Dari Mimpi Seorang Anak di Tahun 1960, Apakah Taliban Kini yang Akan Realisasikan?

Aku adalah teman dekat Muhammad bin Ladin, ayah Usamah bin Ladin. Berkali-kali aku datang ke perusahaannya. Dan kerap pula aku berkunjung ke rumahnya untuk urusan pekerjaan terkait proyek pembangunan. Disela-sela perbincangan, terkadang obrolan kami terganggu oleh anak-anaknya yang bermain, dan kemudian dia menyuruh mereka untuk pergi bermain keluar.”

‘Namun, aku heran mendapati dia selalu meminta seorang anak laki-lakinya untuk duduk disampingnya. Aku bertanya kepadanya, ‘Mengapa tidak engkau suruh anakmu ini bermain dengan saudara-saudaranya yang lain? Apa dia sakit?’

Muhammad bin Ladin tersenyum dan berkata, ‘Dia tidak sakit. ِAda yang istimewa pada anakku yang satu ini.’

Ketika aku tanya nama anak itu, ayahnya menjawab, ‘Namanya Usamah. Umurnya sembilan tahun. Aku akan ceritakan kepadamu suatu keanehan yang terjadi beberapa hari lalu.

Anakku ini bangun tidur beberapa menit sebelum waktu shalat subuh tiba dan bercerita kepadaku, ‘Ayah, aku ingin bercerita tentang mimpi yang aku alami.’ Aku kira dia baru saja bermimpi buruk malam itu. Aku ambil air wudhu, kemudian aku ajak dia ke masjid.

Di tengah jalan, ia berkata: ‘Dalam mimpiku itu, aku melihat diriku berada di sebuah tempat rata dan sangat luas. Aku melihat sepasukan tentara menunggang kuda putih bergerak ke arahku. Tentara-tentara itu seluruhnya mengenakan surban berwarna hitam. Salah seorang penunggang kuda, dengan matanya yang berkilau, mendatangiku dan bertanya, ‘Apakah kamu Usamah bin Muhammad bin Ladin?’ Aku menjawab, ‘Ya’.

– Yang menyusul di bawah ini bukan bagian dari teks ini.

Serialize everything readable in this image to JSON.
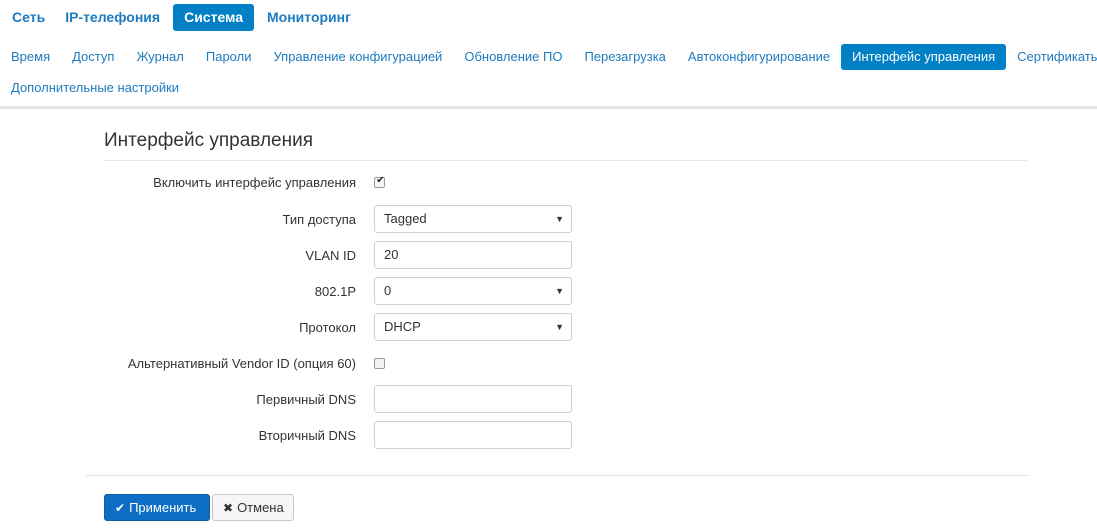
{
  "top_nav": [
    {
      "label": "Сеть"
    },
    {
      "label": "IP-телефония"
    },
    {
      "label": "Система",
      "active": true
    },
    {
      "label": "Мониторинг"
    }
  ],
  "sub_nav": {
    "row1": [
      {
        "label": "Время"
      },
      {
        "label": "Доступ"
      },
      {
        "label": "Журнал"
      },
      {
        "label": "Пароли"
      },
      {
        "label": "Управление конфигурацией"
      },
      {
        "label": "Обновление ПО"
      },
      {
        "label": "Перезагрузка"
      },
      {
        "label": "Автоконфигурирование"
      },
      {
        "label": "Интерфейс управления",
        "active": true
      },
      {
        "label": "Сертификаты"
      }
    ],
    "row2": [
      {
        "label": "Дополнительные настройки"
      }
    ]
  },
  "form": {
    "title": "Интерфейс управления",
    "enable": {
      "label": "Включить интерфейс управления",
      "checked": true
    },
    "access_type": {
      "label": "Тип доступа",
      "value": "Tagged"
    },
    "vlan_id": {
      "label": "VLAN ID",
      "value": "20"
    },
    "priority": {
      "label": "802.1P",
      "value": "0"
    },
    "protocol": {
      "label": "Протокол",
      "value": "DHCP"
    },
    "alt_vendor": {
      "label": "Альтернативный Vendor ID (опция 60)",
      "checked": false
    },
    "primary_dns": {
      "label": "Первичный DNS",
      "value": ""
    },
    "secondary_dns": {
      "label": "Вторичный DNS",
      "value": ""
    }
  },
  "buttons": {
    "apply": "Применить",
    "cancel": "Отмена"
  },
  "colors": {
    "accent": "#0280c6",
    "link": "#1e7bbf",
    "apply_bg": "#0c6ec4"
  }
}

Kemudian dia bertanya lagi, ‘Apakah kamu Usamah bin Muhammad bin Ladin?’ Aku jawab lagi, ‘Ya, benar. Itu nama saya.’ Dia ulang kembali pertanyaannya, ‘Apakah kamu Usamah bin Muhammad bin Ladin?’ kemudian saya jawab, ‘Demi Allah, aku adalah Usamah bin Ladin.’ Dia menganggkat sebuah bendera ke arahku dan berkata, ‘Serahkan bendera ini kepada Imam Mahdi Muhammad bin Abdullah di gerbang Al-Quds.’ Aku raih bendera itu dari tangannya, dan kemudian aku lihat para tentara itu berjalan beriringan di belakangku.’

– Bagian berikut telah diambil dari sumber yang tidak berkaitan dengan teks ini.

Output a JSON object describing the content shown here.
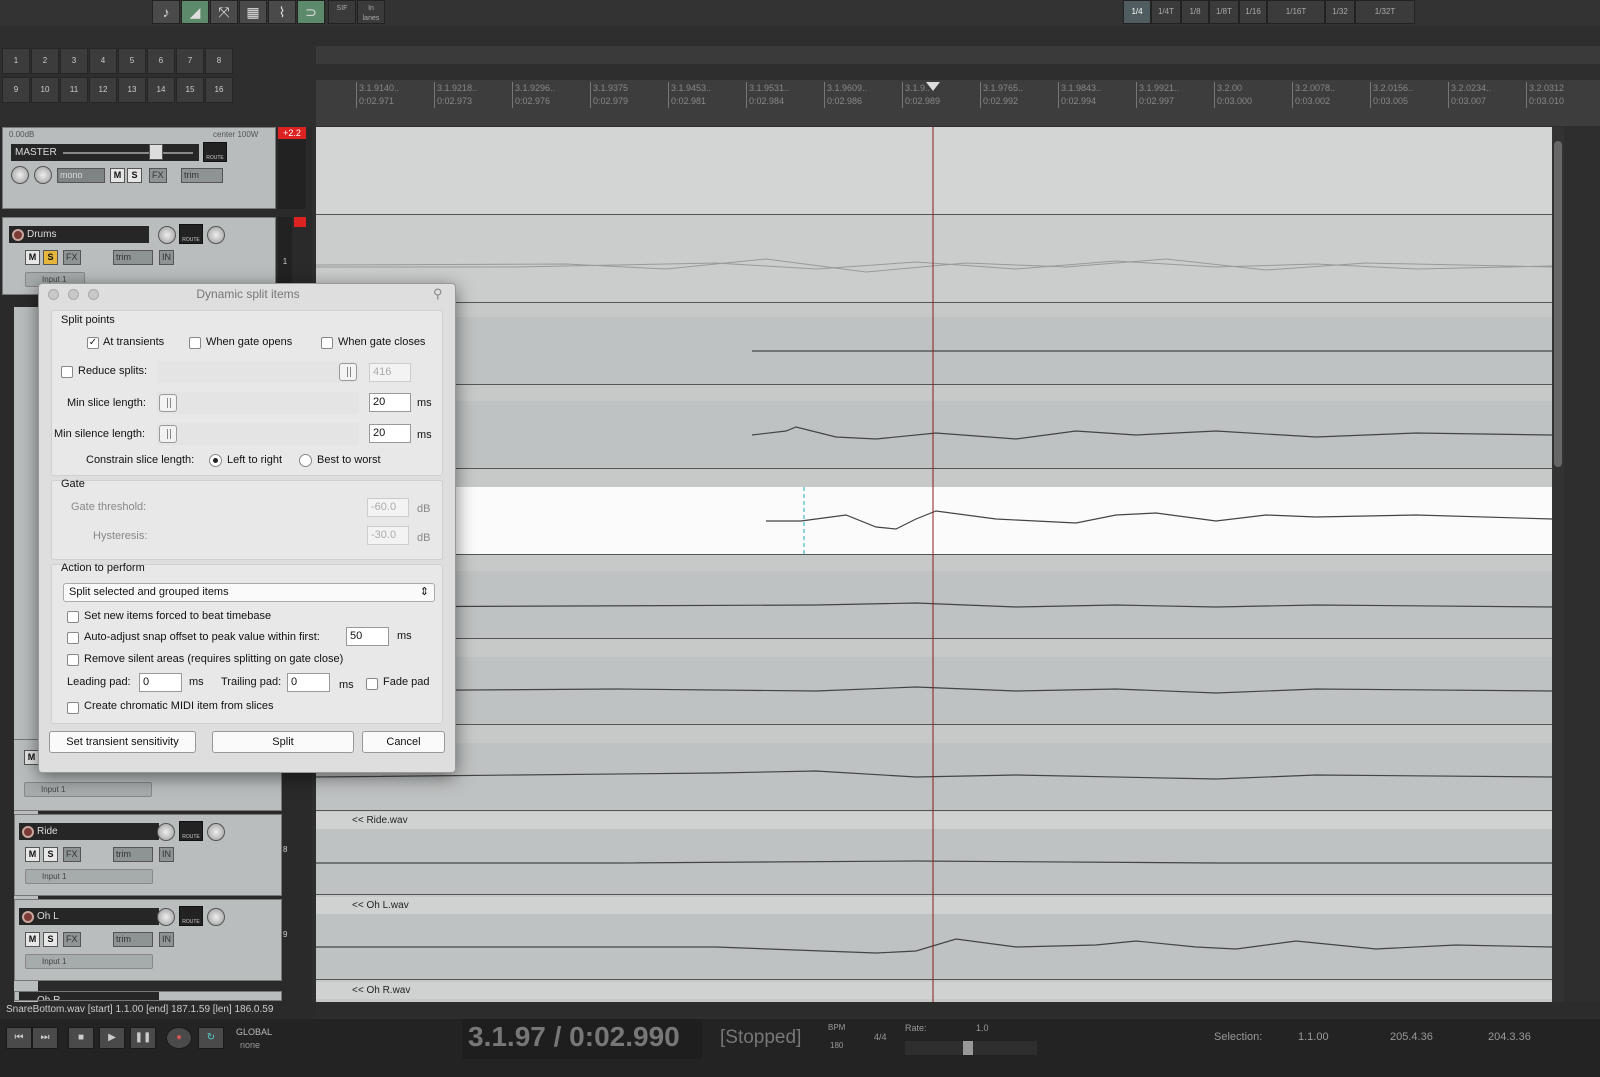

Muhammad bin Ladin berkata, ‘Aku Tercengang mendengarnya. Namun karena urusan pekerjaan, aku lupa tentang mimpi itu. Pagi hari berikutnya, dia membangunkanku sebelum Shubuh dan menceritakan mimpi yang sama. Kejadian itu berulang lagi di pagi ketiga. Di hari ketiga itu, aku mulai mengkhawatirkan anakku ini. Aku memutuskan untuk membawa anakku kepada orang alim yang mahir tentang tafsir mimpi.’